What I can’t defend is the slew of cringe-worthy moments, from President E. Gordon Gee’s joke — “I just hope the coach doesn’t dismiss me” — to Tressel joking that he was notorious for talking in circles, and then proceeding to talk in circles.

What I can defend is Tressel’s marks at OSU: 106 wins, seven Big Ten titles, a national title in 2002 and a 9-1 record against Michigan.

The line between college and professional sports continues to be blurred as more scandals like the one here at OSU, or at Southern California, are made public.

Above all else, what’s most important in professional sports? Oakland Raiders owner Al Davis said it: “Just win, baby.”

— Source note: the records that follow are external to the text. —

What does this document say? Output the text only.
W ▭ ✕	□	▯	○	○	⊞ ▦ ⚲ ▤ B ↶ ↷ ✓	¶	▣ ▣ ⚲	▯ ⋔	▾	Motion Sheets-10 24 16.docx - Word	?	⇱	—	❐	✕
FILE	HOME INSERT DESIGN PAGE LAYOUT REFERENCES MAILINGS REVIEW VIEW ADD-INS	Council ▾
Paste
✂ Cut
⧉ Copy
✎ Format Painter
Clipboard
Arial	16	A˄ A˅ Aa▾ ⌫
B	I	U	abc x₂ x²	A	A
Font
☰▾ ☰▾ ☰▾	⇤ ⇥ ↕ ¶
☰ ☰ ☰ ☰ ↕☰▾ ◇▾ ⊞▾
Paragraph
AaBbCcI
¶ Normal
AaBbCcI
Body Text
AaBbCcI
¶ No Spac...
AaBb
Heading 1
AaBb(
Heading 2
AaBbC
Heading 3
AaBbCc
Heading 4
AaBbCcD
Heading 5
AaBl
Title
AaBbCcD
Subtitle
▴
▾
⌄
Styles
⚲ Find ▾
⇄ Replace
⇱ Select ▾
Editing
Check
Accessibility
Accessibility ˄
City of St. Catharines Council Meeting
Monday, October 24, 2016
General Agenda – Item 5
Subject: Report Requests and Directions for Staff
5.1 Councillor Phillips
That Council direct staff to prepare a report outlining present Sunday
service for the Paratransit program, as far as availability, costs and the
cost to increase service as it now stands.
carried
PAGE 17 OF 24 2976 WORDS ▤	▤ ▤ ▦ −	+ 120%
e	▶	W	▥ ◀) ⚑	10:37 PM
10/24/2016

Was Tressel ethical? By the NCAA’s flimsy standards he was. Was he even cognizant of the fact that he was violating the terms of his contract by not reporting to his superiors? Yes, he was.

That’s grounds for his termination. But, you can’t exclude other important factors of his job — graduating players, molding them as individuals and, the most essential: winning.

By all indications, Tressel is an upstanding individual. His former and current players will back that up.

What some members of the media forget, being on the moral high horse that they are, is that they bought in to the notion that Tressel was any different from most other coaches in terms of the lengths that he will go to win.

Tressel isn’t morally bankrupt. He didn’t frame a recently deceased player as a drug dealer for his own personal advantage, like former Baylor basketball coach Dave Bliss did.

He’s like a lot of other college football coaches. The only difference is, he’s more successful than most on the playing field — the only place it should truly count in today’s world.